Metadata-Version: 2.4
Name: spore-clustering
Version: 0.1.2
Summary: The SPORE clustering algorithm.
Project-URL: Homepage, https://github.com/RandyWAidoo/SPORE.git
Author-email: Randolph Wiredu-Aidoo <randyaidoo.dev@gmail.com>
License-File: LICENSE
Classifier: Operating System :: OS Independent
Classifier: Programming Language :: Python :: 3
Requires-Python: >=3.12
Requires-Dist: hnswlib~=0.8.0
Requires-Dist: numpy~=2.2
Requires-Dist: scikit-learn~=1.6
Description-Content-Type: text/markdown

# SPORE

**Skeleton Propagation Over Recalibrating Expansions** — a graph-based clustering algorithm for arbitrary-shape, arbitrary-scale clusters.

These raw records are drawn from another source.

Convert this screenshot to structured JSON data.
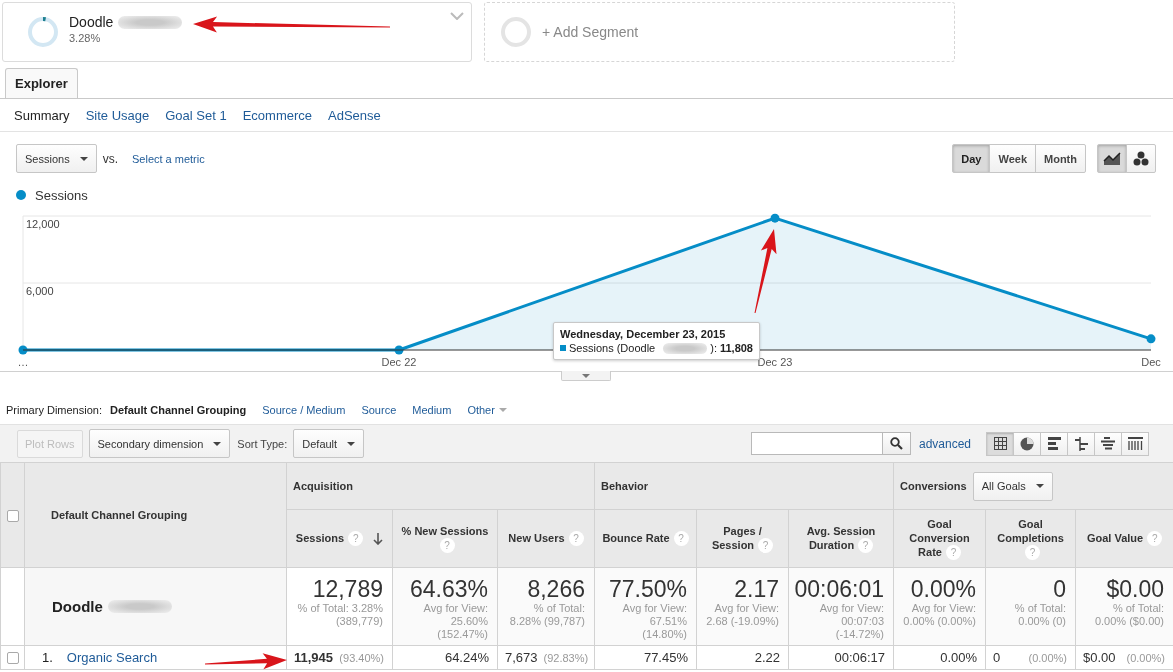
{
  "segments": [
    {
      "kind": "segment",
      "name": "Doodle",
      "percent": "3.28%",
      "level": 0.0328
    },
    {
      "kind": "add",
      "label": "+ Add Segment"
    }
  ],
  "tabs": [
    {
      "label": "Explorer",
      "selected": true
    }
  ],
  "subtabs": [
    {
      "label": "Summary",
      "selected": true
    },
    {
      "label": "Site Usage",
      "selected": false
    },
    {
      "label": "Goal Set 1",
      "selected": false
    },
    {
      "label": "Ecommerce",
      "selected": false
    },
    {
      "label": "AdSense",
      "selected": false
    }
  ],
  "metric_bar": {
    "metric": "Sessions",
    "vs_label": "vs.",
    "compare_link": "Select a metric"
  },
  "period_buttons": [
    {
      "label": "Day",
      "selected": true
    },
    {
      "label": "Week",
      "selected": false
    },
    {
      "label": "Month",
      "selected": false
    }
  ],
  "chart_type_buttons": [
    {
      "kind": "line",
      "selected": true
    },
    {
      "kind": "motion",
      "selected": false
    }
  ],
  "chart": {
    "chart_data": {
      "type": "area",
      "categories": [
        "…",
        "Dec 22",
        "Dec 23",
        "Dec"
      ],
      "series": [
        {
          "name": "Sessions",
          "color": "#058dc7",
          "values": [
            0,
            0,
            11808,
            1000
          ]
        }
      ],
      "ylim": [
        0,
        12000
      ],
      "yticks": [
        {
          "value": 6000,
          "label": "6,000"
        },
        {
          "value": 12000,
          "label": "12,000"
        }
      ]
    },
    "tooltip": {
      "title": "Wednesday, December 23, 2015",
      "label_start": "Sessions (Doodle",
      "label_end": "):",
      "value": "11,808"
    }
  },
  "primary_dimension": {
    "label": "Primary Dimension:",
    "options": [
      {
        "label": "Default Channel Grouping",
        "kind": "link",
        "selected": true
      },
      {
        "label": "Source / Medium",
        "kind": "link",
        "selected": false
      },
      {
        "label": "Source",
        "kind": "link",
        "selected": false
      },
      {
        "label": "Medium",
        "kind": "link",
        "selected": false
      },
      {
        "label": "Other",
        "kind": "menu",
        "selected": false
      }
    ]
  },
  "toolbar": {
    "plot_rows": {
      "label": "Plot Rows",
      "disabled": true
    },
    "secondary_dimension": "Secondary dimension",
    "sort_type_label": "Sort Type:",
    "sort_type": "Default",
    "advanced_link": "advanced",
    "views": [
      {
        "kind": "table",
        "selected": true
      },
      {
        "kind": "pie",
        "selected": false
      },
      {
        "kind": "bars",
        "selected": false
      },
      {
        "kind": "comparison",
        "selected": false
      },
      {
        "kind": "cloud",
        "selected": false
      },
      {
        "kind": "pivot",
        "selected": false
      }
    ]
  },
  "table": {
    "select_all": {
      "checked": false
    },
    "dimension_header": "Default Channel Grouping",
    "groups": [
      {
        "label": "Acquisition",
        "columns": [
          {
            "label": "Sessions",
            "help": "?",
            "sorted": true
          },
          {
            "label": "% New Sessions",
            "help": "?",
            "sorted": false
          },
          {
            "label": "New Users",
            "help": "?",
            "sorted": false
          }
        ]
      },
      {
        "label": "Behavior",
        "columns": [
          {
            "label": "Bounce Rate",
            "help": "?",
            "sorted": false
          },
          {
            "label": "Pages / Session",
            "help": "?",
            "sorted": false
          },
          {
            "label": "Avg. Session Duration",
            "help": "?",
            "sorted": false
          }
        ]
      },
      {
        "label": "Conversions",
        "dropdown": "All Goals",
        "columns": [
          {
            "label": "Goal Conversion Rate",
            "help": "?",
            "sorted": false
          },
          {
            "label": "Goal Completions",
            "help": "?",
            "sorted": false
          },
          {
            "label": "Goal Value",
            "help": "?",
            "sorted": false
          }
        ]
      }
    ],
    "totals": {
      "name": "Doodle",
      "cells": [
        {
          "value": "12,789",
          "note": "% of Total: 3.28%\n(389,779)"
        },
        {
          "value": "64.63%",
          "note": "Avg for View:\n25.60%\n(152.47%)"
        },
        {
          "value": "8,266",
          "note": "% of Total:\n8.28% (99,787)"
        },
        {
          "value": "77.50%",
          "note": "Avg for View:\n67.51%\n(14.80%)"
        },
        {
          "value": "2.17",
          "note": "Avg for View:\n2.68 (-19.09%)"
        },
        {
          "value": "00:06:01",
          "note": "Avg for View:\n00:07:03\n(-14.72%)"
        },
        {
          "value": "0.00%",
          "note": "Avg for View:\n0.00% (0.00%)"
        },
        {
          "value": "0",
          "note": "% of Total:\n0.00% (0)"
        },
        {
          "value": "$0.00",
          "note": "% of Total:\n0.00% ($0.00)"
        }
      ]
    },
    "rows": [
      {
        "index": "1.",
        "name": "Organic Search",
        "checked": false,
        "cells": [
          {
            "value": "11,945",
            "share": "(93.40%)"
          },
          {
            "value": "64.24%"
          },
          {
            "value": "7,673",
            "share": "(92.83%)"
          },
          {
            "value": "77.45%"
          },
          {
            "value": "2.22"
          },
          {
            "value": "00:06:17"
          },
          {
            "value": "0.00%"
          },
          {
            "value": "0",
            "share": "(0.00%)"
          },
          {
            "value": "$0.00",
            "share": "(0.00%)"
          }
        ]
      }
    ]
  }
}
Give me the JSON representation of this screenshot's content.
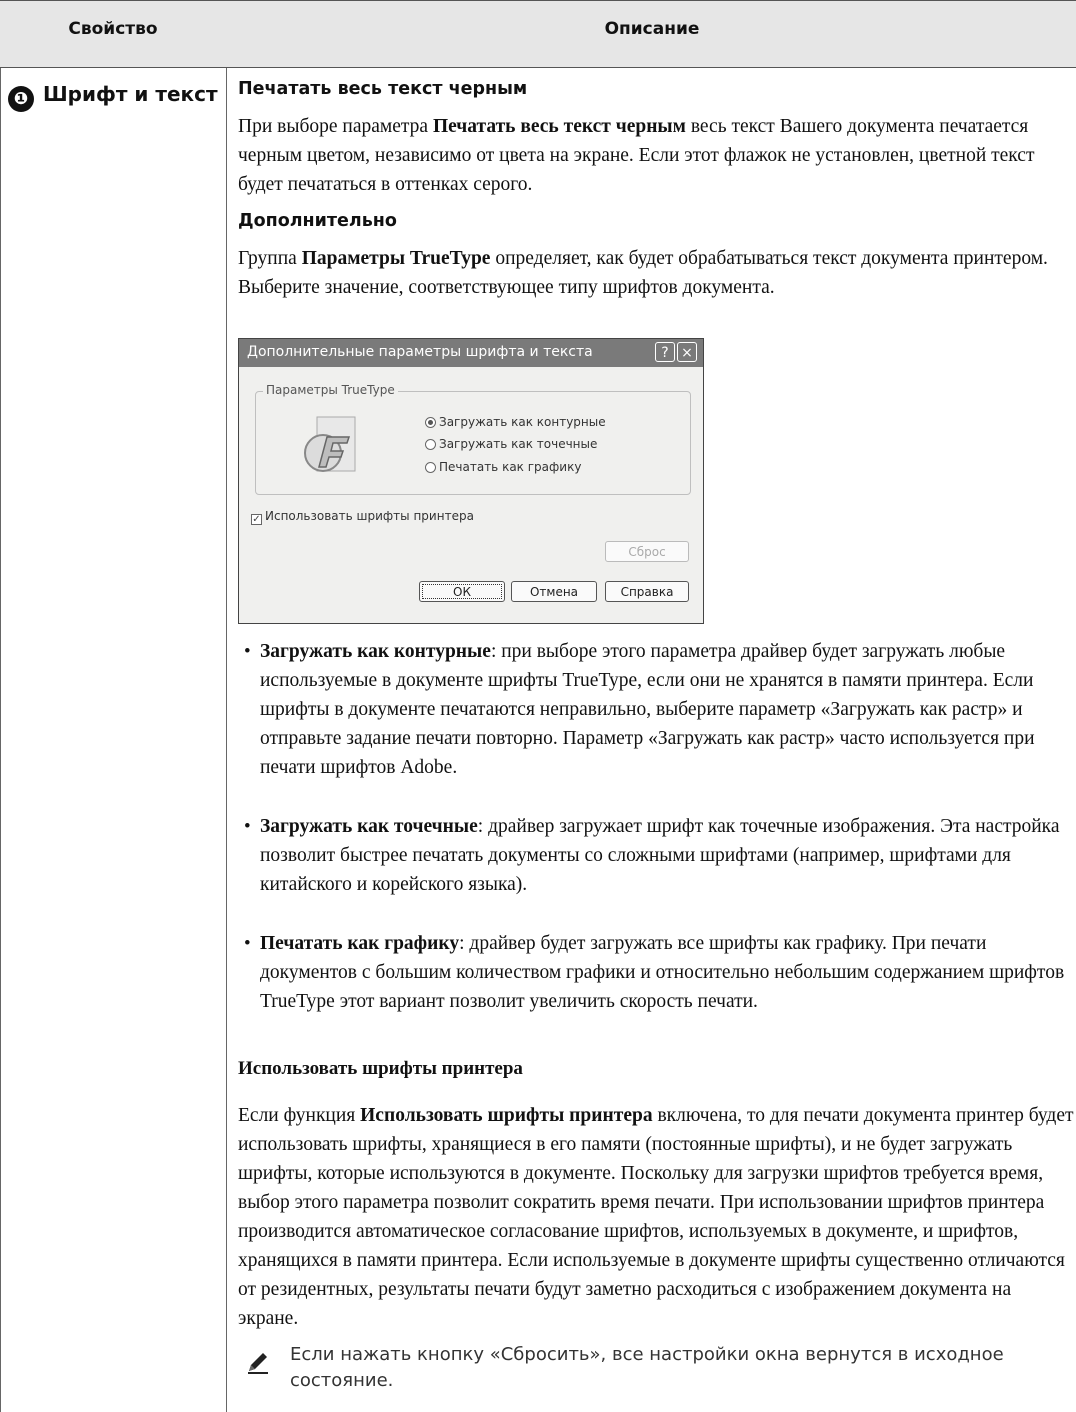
{
  "table": {
    "col_property": "Свойство",
    "col_description": "Описание"
  },
  "property": {
    "number": "❶",
    "title": "Шрифт и текст"
  },
  "section1": {
    "heading": "Печатать весь текст черным",
    "para_intro": "При выборе параметра ",
    "para_bold": "Печатать весь текст черным",
    "para_rest": " весь текст Вашего документа печатается черным цветом, независимо от цвета на экране. Если этот флажок не установлен, цветной текст будет печататься в оттенках серого."
  },
  "section2": {
    "heading": "Дополнительно",
    "para_intro": "Группа ",
    "para_bold": "Параметры TrueType",
    "para_rest": " определяет, как будет обрабатываться текст документа принтером. Выберите значение, соответствующее типу шрифтов документа."
  },
  "dialog": {
    "title": "Дополнительные параметры шрифта и текста",
    "help_btn": "?",
    "close_btn": "×",
    "group_label": "Параметры TrueType",
    "radios": [
      "Загружать как контурные",
      "Загружать как точечные",
      "Печатать как графику"
    ],
    "selected_radio": 0,
    "checkbox_label": "Использовать шрифты принтера",
    "checkbox_checked": true,
    "reset_btn": "Сброс",
    "ok_btn": "ОК",
    "cancel_btn": "Отмена",
    "help_label_btn": "Справка"
  },
  "bullets": [
    {
      "bold": "Загружать как контурные",
      "text": ": при выборе этого параметра драйвер будет загружать любые используемые в документе шрифты TrueType, если они не хранятся в памяти принтера. Если шрифты в документе печатаются неправильно, выберите параметр «Загружать как растр» и отправьте задание печати повторно. Параметр «Загружать как растр» часто используется при печати шрифтов Adobe."
    },
    {
      "bold": "Загружать как точечные",
      "text": ": драйвер загружает шрифт как точечные изображения. Эта настройка позволит быстрее печатать документы со сложными шрифтами (например, шрифтами для китайского и корейского языка)."
    },
    {
      "bold": "Печатать как графику",
      "text": ": драйвер будет загружать все шрифты как графику. При печати документов с большим количеством графики и относительно небольшим содержанием шрифтов TrueType этот вариант позволит увеличить скорость печати."
    }
  ],
  "section3": {
    "heading": "Использовать шрифты принтера",
    "para_intro": "Если функция ",
    "para_bold": "Использовать шрифты принтера",
    "para_rest": " включена, то для печати документа принтер будет использовать шрифты, хранящиеся в его памяти (постоянные шрифты), и не будет загружать шрифты, которые используются в документе. Поскольку для загрузки шрифтов требуется время, выбор этого параметра позволит сократить время печати. При использовании шрифтов принтера производится автоматическое согласование шрифтов, используемых в документе, и шрифтов, хранящихся в памяти принтера. Если используемые в документе шрифты существенно отличаются от резидентных, результаты печати будут заметно расходиться с изображением документа на экране."
  },
  "note": {
    "icon": "pencil-note-icon",
    "text": "Если нажать кнопку «Сбросить», все настройки окна вернутся в исходное состояние."
  }
}
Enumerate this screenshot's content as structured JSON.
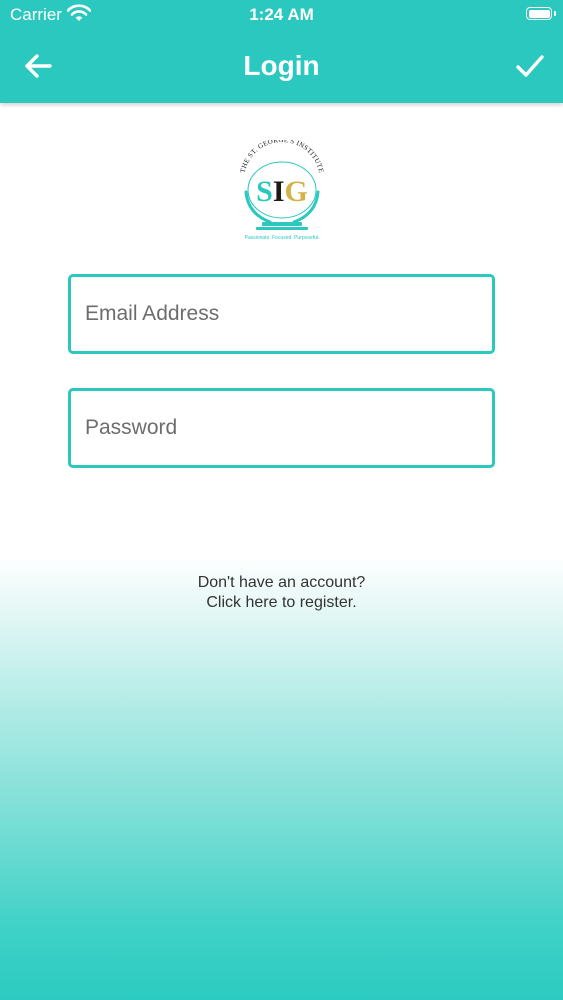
{
  "status_bar": {
    "carrier": "Carrier",
    "time": "1:24 AM",
    "wifi_icon": "wifi-icon",
    "battery_icon": "battery-icon"
  },
  "nav": {
    "title": "Login",
    "back_icon": "arrow-left-icon",
    "confirm_icon": "checkmark-icon"
  },
  "logo": {
    "arc_text": "THE ST. GEORGE'S INSTITUTE",
    "monogram": "SIG",
    "tagline": "Passionate. Focused. Purposeful."
  },
  "form": {
    "email": {
      "value": "",
      "placeholder": "Email Address"
    },
    "password": {
      "value": "",
      "placeholder": "Password"
    }
  },
  "register": {
    "line1": "Don't have an account?",
    "line2": "Click here to register."
  },
  "colors": {
    "accent": "#2bc8c0",
    "text": "#333333",
    "placeholder": "#6d6d6d"
  }
}
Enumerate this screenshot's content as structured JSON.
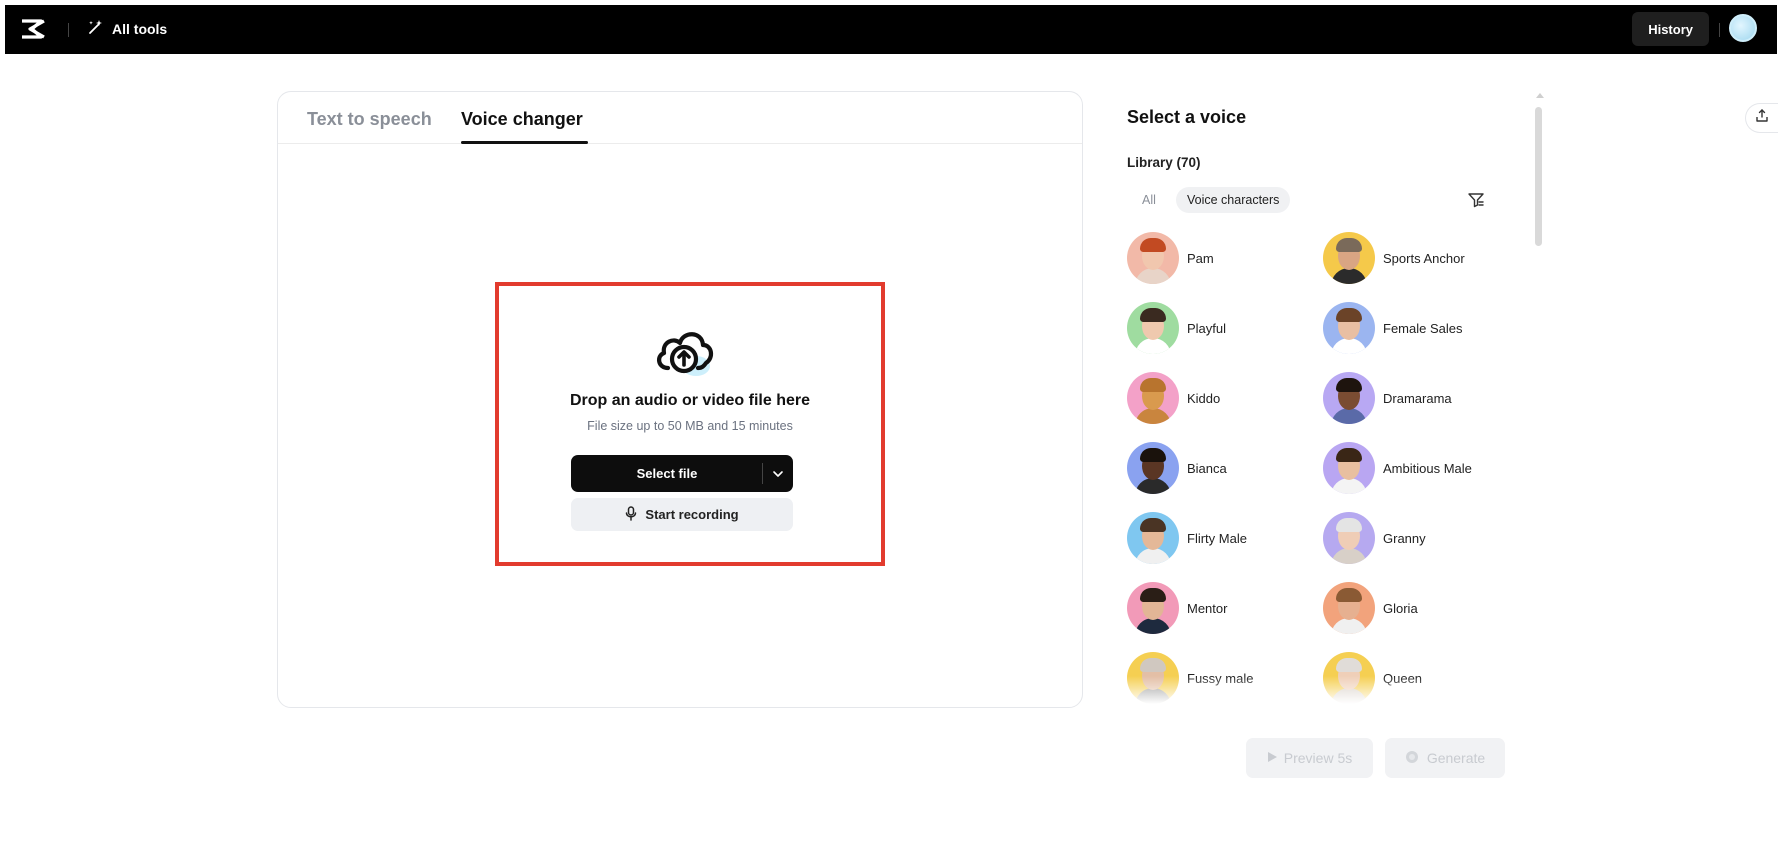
{
  "topbar": {
    "logo_icon": "capcut-logo-icon",
    "all_tools_label": "All tools",
    "all_tools_icon": "magic-wand-icon",
    "history_label": "History"
  },
  "tabs": [
    {
      "label": "Text to speech",
      "active": false
    },
    {
      "label": "Voice changer",
      "active": true
    }
  ],
  "dropzone": {
    "icon": "cloud-upload-icon",
    "title": "Drop an audio or video file here",
    "subtitle": "File size up to 50 MB and 15 minutes",
    "select_file_label": "Select file",
    "start_recording_label": "Start recording",
    "highlight_color": "#e23b2e"
  },
  "voice_panel": {
    "title": "Select a voice",
    "library_label": "Library (70)",
    "filters": [
      {
        "label": "All",
        "active": false
      },
      {
        "label": "Voice characters",
        "active": true
      }
    ],
    "voices": [
      {
        "name": "Pam",
        "bg": "#f2b9a8",
        "skin": "#f1c7ae",
        "hair": "#c24a22",
        "shirt": "#e8d4c8"
      },
      {
        "name": "Sports Anchor",
        "bg": "#f5c94a",
        "skin": "#d9a583",
        "hair": "#7a6a5a",
        "shirt": "#2b2b2b"
      },
      {
        "name": "Playful",
        "bg": "#9fdca0",
        "skin": "#efc9ae",
        "hair": "#3a2a20",
        "shirt": "#ffffff"
      },
      {
        "name": "Female Sales",
        "bg": "#9bb5f0",
        "skin": "#e9bfa3",
        "hair": "#6b4328",
        "shirt": "#ffffff"
      },
      {
        "name": "Kiddo",
        "bg": "#f3a1c8",
        "skin": "#d99a4e",
        "hair": "#b8742e",
        "shirt": "#c9853e"
      },
      {
        "name": "Dramarama",
        "bg": "#b8a8f3",
        "skin": "#7a4c32",
        "hair": "#1e140e",
        "shirt": "#5a6aa8"
      },
      {
        "name": "Bianca",
        "bg": "#8aa2f0",
        "skin": "#5a3624",
        "hair": "#1a120c",
        "shirt": "#2a2a2a"
      },
      {
        "name": "Ambitious Male",
        "bg": "#b9a6f2",
        "skin": "#e8bfa0",
        "hair": "#3a2616",
        "shirt": "#f4f4f4"
      },
      {
        "name": "Flirty Male",
        "bg": "#7fc7f0",
        "skin": "#e4b898",
        "hair": "#4a3424",
        "shirt": "#f0f0f0"
      },
      {
        "name": "Granny",
        "bg": "#b6a9f0",
        "skin": "#efcdb6",
        "hair": "#e4e4e4",
        "shirt": "#d8d0c8"
      },
      {
        "name": "Mentor",
        "bg": "#f29ab8",
        "skin": "#e2b596",
        "hair": "#2a1e16",
        "shirt": "#1e2a3e"
      },
      {
        "name": "Gloria",
        "bg": "#f2a37c",
        "skin": "#e6b090",
        "hair": "#8a5a34",
        "shirt": "#f0f0f0"
      },
      {
        "name": "Fussy male",
        "bg": "#f5cf52",
        "skin": "#e3bfa6",
        "hair": "#d0c8c0",
        "shirt": "#9a9a9a"
      },
      {
        "name": "Queen",
        "bg": "#f5cf52",
        "skin": "#efcfb8",
        "hair": "#e0dcd8",
        "shirt": "#d8d0c8"
      }
    ]
  },
  "actions": {
    "preview_label": "Preview 5s",
    "generate_label": "Generate"
  }
}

![SPORE](https://raw.githubusercontent.com/RandyWAidoo/SPORE/main/docs/logo.png)


## How it works

SPORE builds clusters in three stages:

1. **k-NN graph construction**: a global nearest-neighbor graph is built (exact or approximate), with neighbor counts scaling as ~*O*(log *N*) by default.
2. **Variance-aware BFS expansion**: clusters are seeded from the densest points outward. Nearby points are accepted only if their distance is statistically consistent with the cluster's particular distance distribution, the mean and variance of which are updated as neighbors are accepted. This allows for density- and shape-adaptive cluster identification.
3. **Reassignment**: clusters below `min_cluster_size` are merged into nearby larger ones using a composite score weighing proximity, relative size, density, and angular isotropy, or labeled as noise.

## Installation

```bash
pip install spore-clustering
```

## Quick start

```python
from spore_clustering import SPORE

labels = SPORE().fit_predict(X)
```

## Key parameters

| Parameter | Description |
|---|---|
| `expansion` | Z-score threshold controlling how aggressively clusters grow |
| `neighborhood_percentile` | Bounded alternative to `expansion`; typical values: 25, 50, 75, 93.75 |
| `retention_rate` | Fraction of neighbors that must pass variance filter to continue expansion |
| `min_cluster_size` | Minimum cluster size (int) or exponent for *N*-relative scaling (float) |

See the [full API reference](https://github.com/RandyWAidoo/SPORE/blob/main/docs/01-SPORE.md) for all parameters.

## Reusing a precomputed neighbor index

```python
dindex = SPORE.DataIndex(
    connectivity=k,
    neighbors=neighbors,
    dists=distances,
    dataset_scale=scale,
)

labels = SPORE(dindex=dindex, retention_rate=0.25).fit_predict(X)
```

## Complexity

With approximate k-NN and default neighbor scaling (*k* ~ log *N*):

| Phase | Complexity |
|---|---|
| k-NN construction | *O*(*Nd* log *N*) |
| BFS expansion | *O*(*N* log *N*) |
| Reassignment | *O*(*Rd* log *N*), *R* ≤ *N* |

## scikit-learn compatibility

SPORE follows standard scikit-learn estimator conventions: `fit`, `fit_predict`, `get_params`, `set_params`.